Dimly, I was aware I was lying on a bed. The soft yellow glow of a gas lamp seeped under my eyelids for a second, then was gone. 'Where's Tafe?' I mumbled.

'She's upstairs.' Ambrose's voice was far away now. 'Don't worry about her. Just sleep, Hocker. You're going to need all the strength you can summon very soon!'

The last I heard was the sound of a door being pulled shut.

I awoke with a calm, rested heart although my sleep had been full of nightmares. Visions of dark shapes moving in a dark world blurred and faded behind my eyes.
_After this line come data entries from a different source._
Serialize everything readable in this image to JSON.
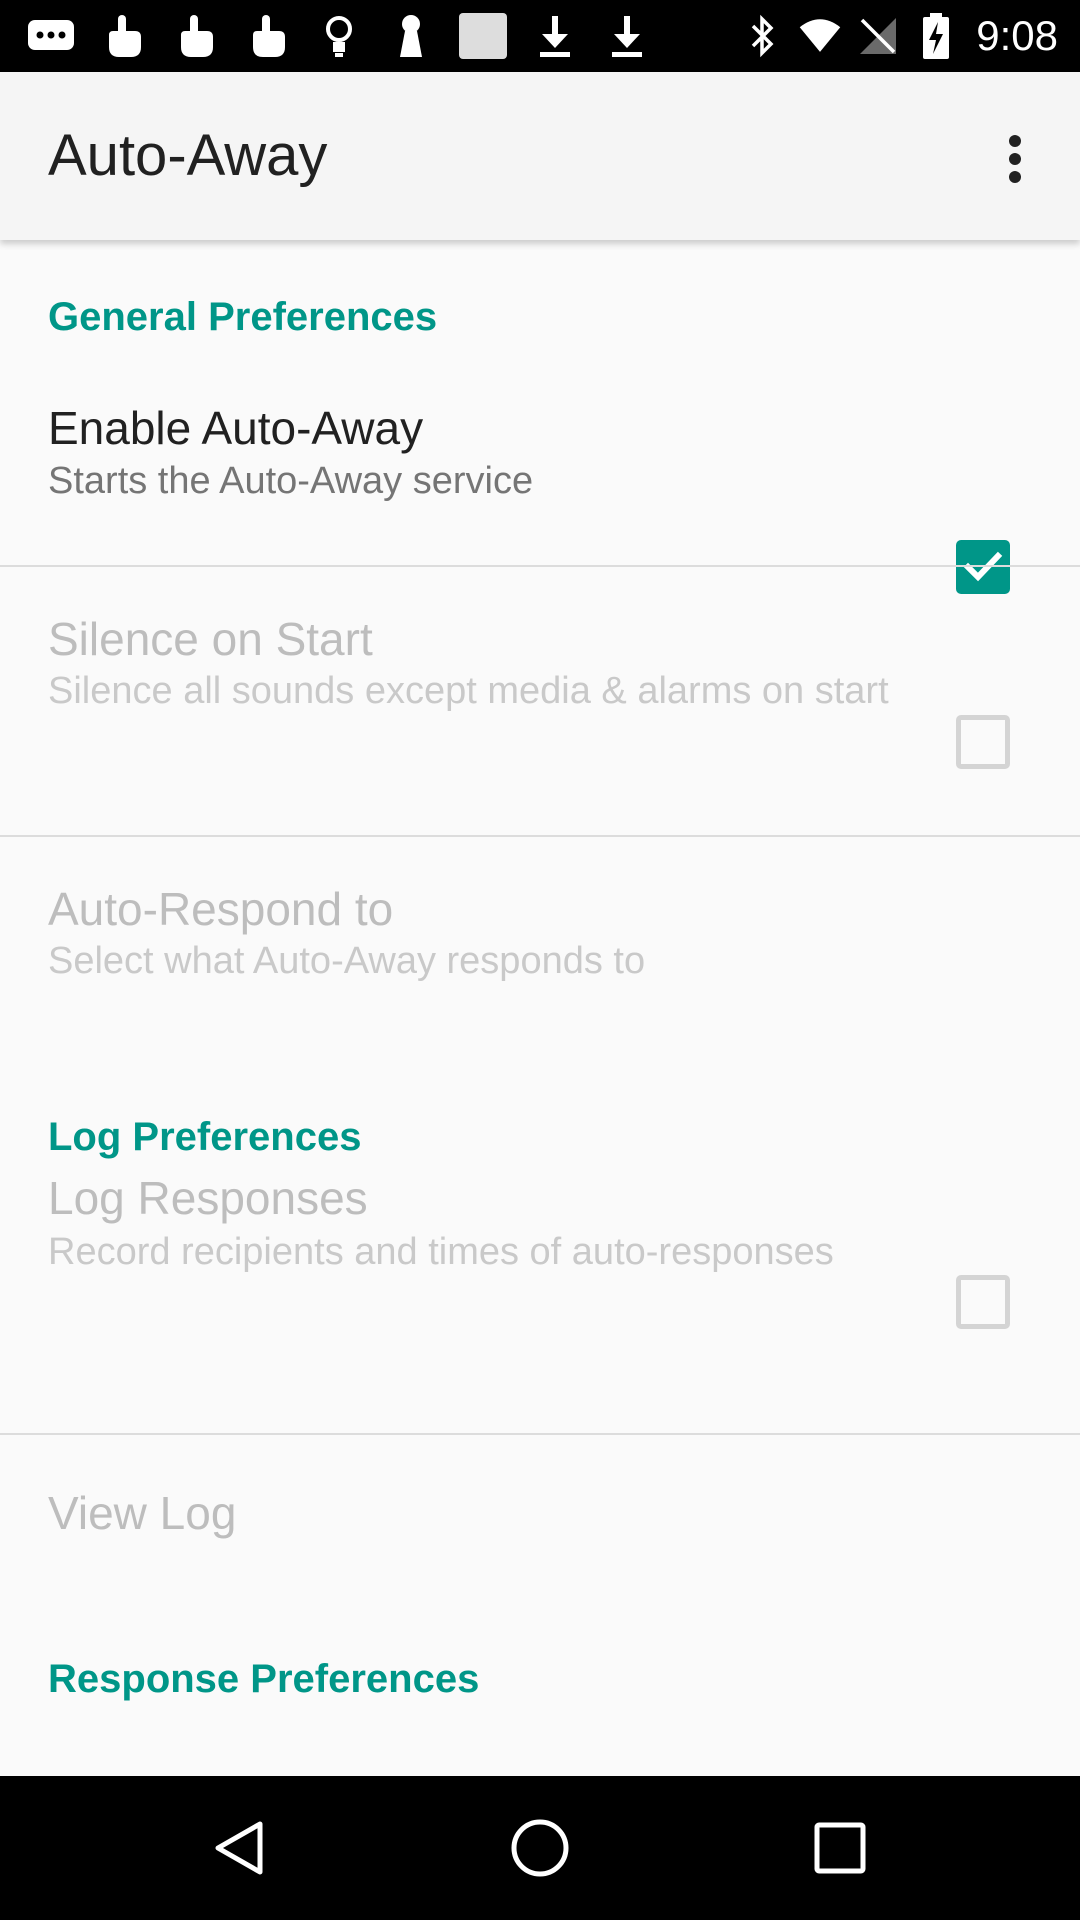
{
  "status_bar": {
    "time": "9:08",
    "left_icons": [
      "message-icon",
      "touch-icon",
      "touch-icon",
      "touch-icon",
      "lightbulb-icon",
      "keyhole-icon",
      "image-icon",
      "download-icon",
      "download-icon"
    ],
    "right_icons": [
      "bluetooth-icon",
      "wifi-icon",
      "no-signal-icon",
      "battery-charging-icon"
    ]
  },
  "app_bar": {
    "title": "Auto-Away",
    "overflow_icon": "more-vert-icon"
  },
  "sections": {
    "general": {
      "header": "General Preferences",
      "enable": {
        "title": "Enable Auto-Away",
        "summary": "Starts the Auto-Away service",
        "checked": true
      },
      "silence": {
        "title": "Silence on Start",
        "summary": "Silence all sounds except media & alarms on start",
        "checked": false
      },
      "respond": {
        "title": "Auto-Respond to",
        "summary": "Select what Auto-Away responds to"
      }
    },
    "log": {
      "header": "Log Preferences",
      "log_responses": {
        "title": "Log Responses",
        "summary": "Record recipients and times of auto-responses",
        "checked": false
      },
      "view_log": {
        "title": "View Log"
      }
    },
    "response": {
      "header": "Response Preferences"
    }
  },
  "nav_bar": {
    "back_icon": "back-icon",
    "home_icon": "home-icon",
    "recents_icon": "recents-icon"
  },
  "colors": {
    "accent": "#009688",
    "status_bar": "#000000",
    "app_bar": "#f5f5f5",
    "background": "#fafafa"
  }
}
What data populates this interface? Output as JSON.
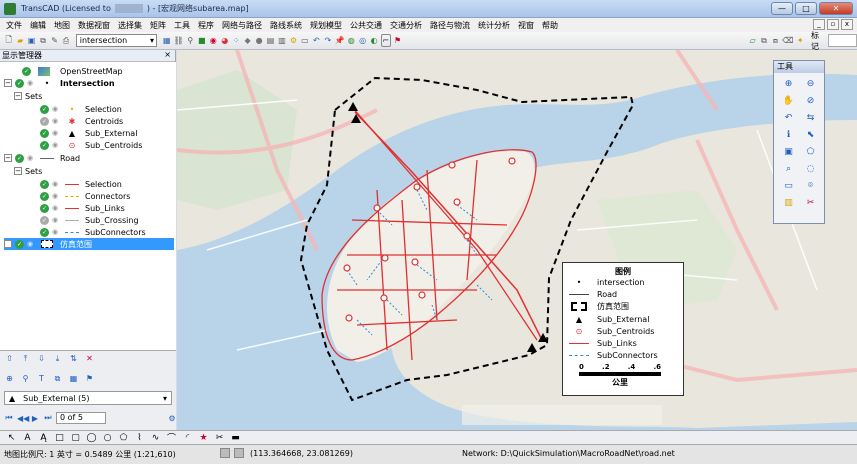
{
  "window": {
    "title_prefix": "TransCAD (Licensed to",
    "title_suffix": ") - [宏观网络subarea.map]",
    "min": "—",
    "max": "□",
    "close": "✕"
  },
  "menu": [
    "文件",
    "编辑",
    "地图",
    "数据视窗",
    "选择集",
    "矩阵",
    "工具",
    "程序",
    "网络与路径",
    "路线系统",
    "规划模型",
    "公共交通",
    "交通分析",
    "路径与物流",
    "统计分析",
    "视窗",
    "帮助"
  ],
  "toolbar": {
    "layer_value": "intersection",
    "label_text": "标记"
  },
  "display_manager": {
    "title": "显示管理器",
    "close": "×",
    "rows": [
      {
        "label": "OpenStreetMap",
        "bold": false
      },
      {
        "label": "Intersection",
        "bold": true
      },
      {
        "label": "Sets",
        "bold": false
      },
      {
        "label": "Selection",
        "bold": false
      },
      {
        "label": "Centroids",
        "bold": false
      },
      {
        "label": "Sub_External",
        "bold": false
      },
      {
        "label": "Sub_Centroids",
        "bold": false
      },
      {
        "label": "Road",
        "bold": false
      },
      {
        "label": "Sets",
        "bold": false
      },
      {
        "label": "Selection",
        "bold": false
      },
      {
        "label": "Connectors",
        "bold": false
      },
      {
        "label": "Sub_Links",
        "bold": false
      },
      {
        "label": "Sub_Crossing",
        "bold": false
      },
      {
        "label": "SubConnectors",
        "bold": false
      },
      {
        "label": "仿真范围",
        "bold": false
      }
    ],
    "selected_layer": "Sub_External (5)",
    "record_count": "0 of 5"
  },
  "map_labels": {
    "river_label": "",
    "tool_palette_title": "工具"
  },
  "legend": {
    "title": "图例",
    "items": [
      "intersection",
      "Road",
      "仿真范围",
      "Sub_External",
      "Sub_Centroids",
      "Sub_Links",
      "SubConnectors"
    ],
    "scale_ticks": [
      "0",
      ".2",
      ".4",
      ".6"
    ],
    "scale_unit": "公里"
  },
  "status": {
    "scale": "地图比例尺: 1 英寸 = 0.5489 公里 (1:21,610)",
    "coords": "(113.364668, 23.081269)",
    "network": "Network: D:\\QuickSimulation\\MacroRoadNet\\road.net"
  },
  "colors": {
    "link": "#e03030",
    "connector": "#2a8fd6",
    "boundary": "#000000",
    "selection_highlight": "#3399ff"
  }
}
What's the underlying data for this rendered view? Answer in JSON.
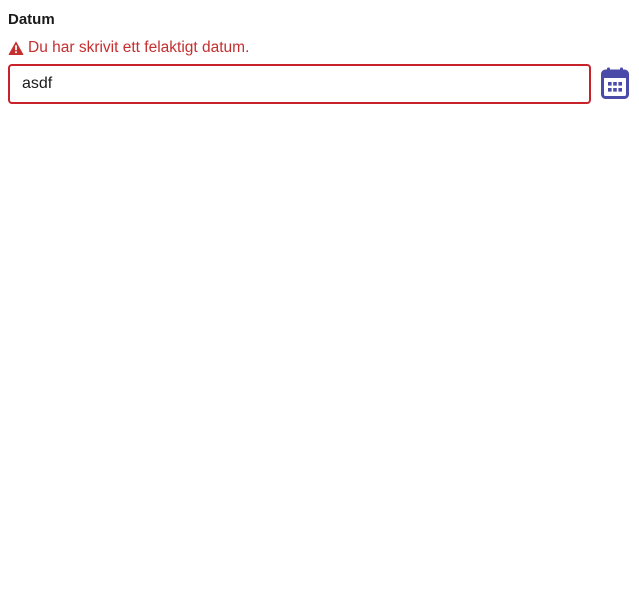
{
  "field": {
    "label": "Datum",
    "error_message": "Du har skrivit ett felaktigt datum.",
    "value": "asdf",
    "error_icon": "warning-triangle-icon",
    "calendar_icon": "calendar-icon"
  },
  "colors": {
    "error": "#c52f2f",
    "input_border_error": "#c8232b",
    "calendar_icon": "#4a4aa8",
    "text": "#1a1a1a"
  }
}
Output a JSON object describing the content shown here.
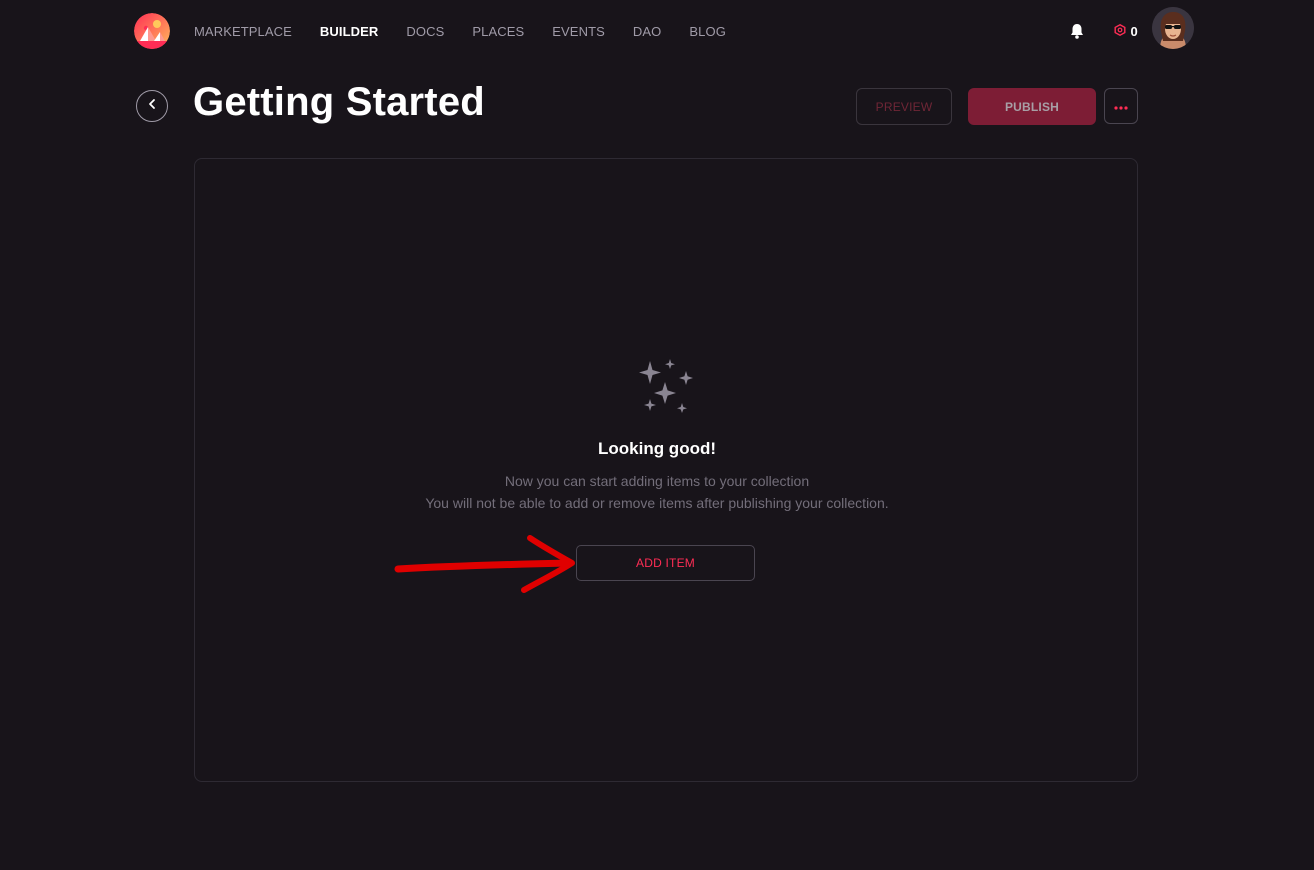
{
  "nav": {
    "items": [
      {
        "label": "MARKETPLACE",
        "active": false
      },
      {
        "label": "BUILDER",
        "active": true
      },
      {
        "label": "DOCS",
        "active": false
      },
      {
        "label": "PLACES",
        "active": false
      },
      {
        "label": "EVENTS",
        "active": false
      },
      {
        "label": "DAO",
        "active": false
      },
      {
        "label": "BLOG",
        "active": false
      }
    ]
  },
  "toolbar": {
    "mana_balance": "0",
    "land_balance": "0"
  },
  "header": {
    "title": "Getting Started",
    "preview_label": "PREVIEW",
    "publish_label": "PUBLISH",
    "more_label": "•••"
  },
  "empty_state": {
    "title": "Looking good!",
    "line1": "Now you can start adding items to your collection",
    "line2": "You will not be able to add or remove items after publishing your collection.",
    "add_item_label": "ADD ITEM"
  },
  "colors": {
    "background": "#18141a",
    "accent": "#ff2d55",
    "publish_bg": "#7d1d35",
    "annotation_arrow": "#e00000"
  },
  "icons": [
    "decentraland-logo-icon",
    "bell-icon",
    "mana-icon",
    "land-icon",
    "avatar-image",
    "back-chevron-icon",
    "sparkles-icon",
    "annotation-arrow"
  ]
}
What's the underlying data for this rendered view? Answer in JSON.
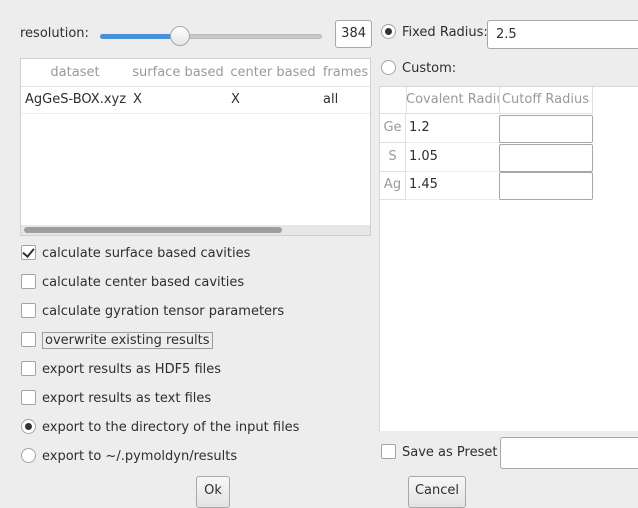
{
  "resolution": {
    "label": "resolution:",
    "value": "384",
    "slider_fraction": 0.36
  },
  "dataset_table": {
    "columns": [
      "dataset",
      "surface based",
      "center based",
      "frames"
    ],
    "rows": [
      {
        "dataset": "AgGeS-BOX.xyz",
        "surface": "X",
        "center": "X",
        "frames": "all"
      }
    ]
  },
  "options": {
    "surface": {
      "label": "calculate surface based cavities",
      "checked": true
    },
    "center": {
      "label": "calculate center based cavities",
      "checked": false
    },
    "gyration": {
      "label": "calculate gyration tensor parameters",
      "checked": false
    },
    "overwrite": {
      "label": "overwrite existing results",
      "checked": false
    },
    "hdf5": {
      "label": "export results as HDF5 files",
      "checked": false
    },
    "text": {
      "label": "export results as text files",
      "checked": false
    },
    "export_input": {
      "label": "export to the directory of the input files",
      "selected": true
    },
    "export_home": {
      "label": "export to ~/.pymoldyn/results",
      "selected": false
    }
  },
  "buttons": {
    "ok": "Ok",
    "cancel": "Cancel"
  },
  "radius": {
    "fixed_label": "Fixed Radius:",
    "fixed_value": "2.5",
    "custom_label": "Custom:",
    "columns": [
      "Covalent Radius",
      "Cutoff Radius"
    ],
    "rows": [
      {
        "element": "Ge",
        "covalent": "1.2",
        "cutoff": ""
      },
      {
        "element": "S",
        "covalent": "1.05",
        "cutoff": ""
      },
      {
        "element": "Ag",
        "covalent": "1.45",
        "cutoff": ""
      }
    ]
  },
  "preset": {
    "label": "Save as Preset",
    "value": ""
  },
  "colors": {
    "accent": "#4a90d9",
    "panel": "#ededed"
  }
}
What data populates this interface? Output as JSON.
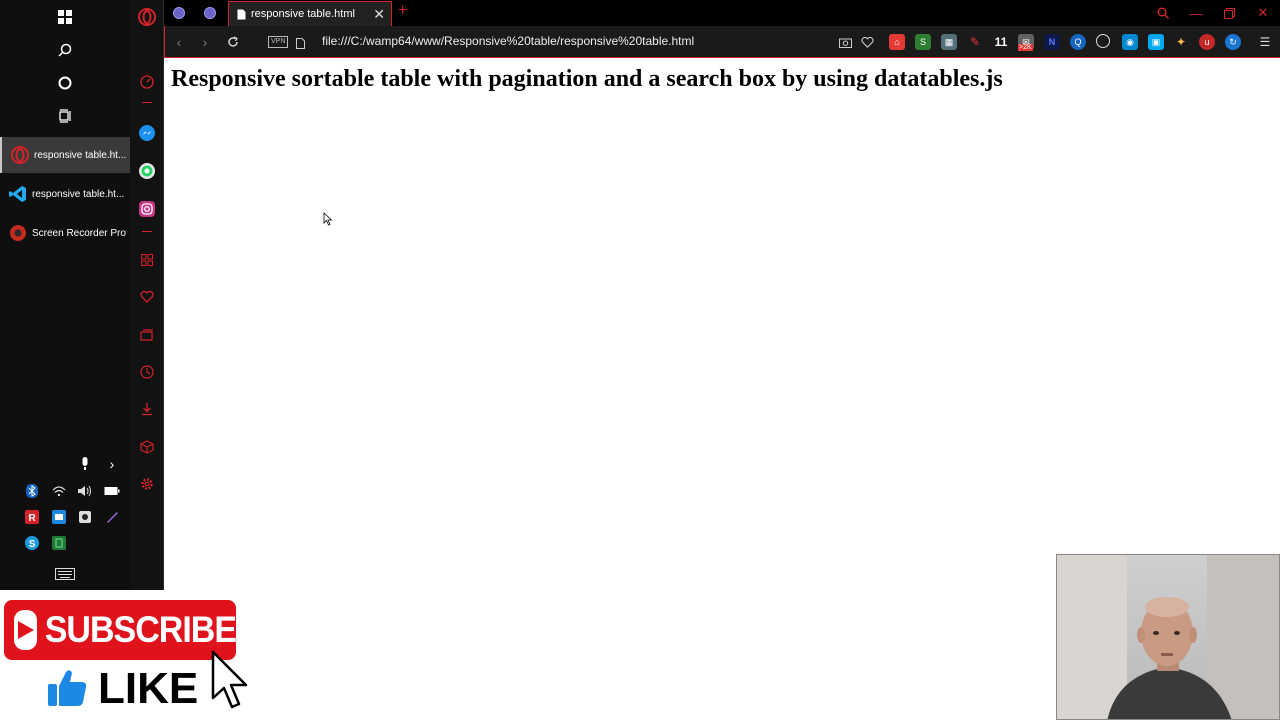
{
  "taskbar": {
    "apps": [
      {
        "label": "responsive table.ht...",
        "icon": "opera-icon",
        "active": true
      },
      {
        "label": "responsive table.ht...",
        "icon": "vscode-icon",
        "active": false
      },
      {
        "label": "Screen Recorder Pro",
        "icon": "screen-recorder-icon",
        "active": false
      }
    ]
  },
  "browser": {
    "tab": {
      "title": "responsive table.html"
    },
    "address": {
      "vpn_label": "VPN",
      "url": "file:///C:/wamp64/www/Responsive%20table/responsive%20table.html"
    },
    "extensions": {
      "badge_count": "11",
      "mail_badge": ">2K"
    }
  },
  "page": {
    "title": "Responsive sortable table with pagination and a search box by using datatables.js"
  },
  "overlay": {
    "subscribe_label": "SUBSCRIBE",
    "like_label": "LIKE"
  },
  "colors": {
    "opera_red": "#d4232b",
    "taskbar_bg": "#0f0f0f",
    "subscribe_red": "#e0121b"
  }
}
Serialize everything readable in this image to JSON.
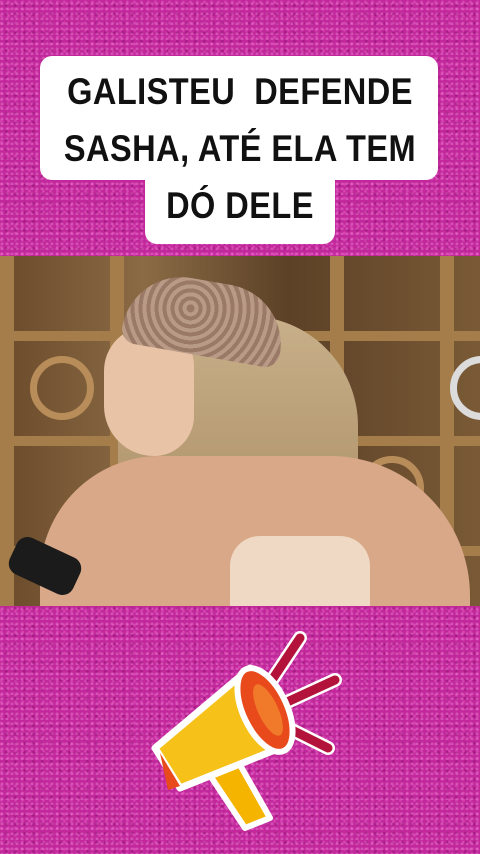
{
  "caption": {
    "line1": "GALISTEU  DEFENDE",
    "line2": "SASHA, ATÉ ELA TEM",
    "line3": "DÓ DELE"
  },
  "colors": {
    "background": "#c2289b",
    "caption_box": "#ffffff",
    "caption_text": "#111111"
  },
  "video": {
    "description_icon": "video-frame"
  },
  "sticker": {
    "icon": "megaphone-icon"
  }
}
On a small table beside the bed in which I lay – and where in Creation was that? my refreshed mind was already wondering – I found a box of safety matches and a candle. I soon discovered my clothes draped across the ornately carved foot of the bed. They had through some miracle been restored to their original condition, clean and untorn.

I dressed quickly and hurried from the bedchamber. A murmur of distant voices led me down a short hallway to a wide staircase. The warm glow of gaslight diffused upward from the room at the base of the stairs. I snuffed the candle and descended.

Seated at a heavy oak table were Dr. Ambrose and a young man. Only when I was standing at the side of the table did I recognise the young man to be no man at all, but Tafe outfitted in a man's suit and collar. The elegant cut and the confidence with which she wore it all served to disguise her femininity from anyone who was not aware of her true status. She pulled a thick black cigar from her mouth and winked at me through a cloud of tobacco smoke. The only sign of her recent wounds was a white line, as of a long healed cut, beneath her jaw.

'Hocker,' said Ambrose genially, 'glad to see you up and about. Great things are afoot, me lad, and I want you to be in for your full share of them. Have a chair.'

From between the table's legs, carved into griffins, I drew a seat and joined them. Ambrose pushed a platter of roast beef, steaming from the blood-red centre of its slices, coarse bread and a glass of dark lager toward me. 'Much explaining to be done,' he said, 'and it would sit poorly on an empty stomach.'

In truth, I was famished and needed little persuasion. Ambrose refilled my glass when it was only half drained. 'From a little ale-house in the Berkshire moors,' he noted, stoppering the jug. Tafe leaned back in her chair and drew luxuriously on her cigar with all the aspect of one sunk fast into the grip of some new-found pleasure.

'Mmm. Yes. Quite good, really,' I managed to say between mouthfuls. 'Surely you're having some?'

'We've dined already,' said Ambrose, waving a hand at a pair of dirty dishes at the other end of the table.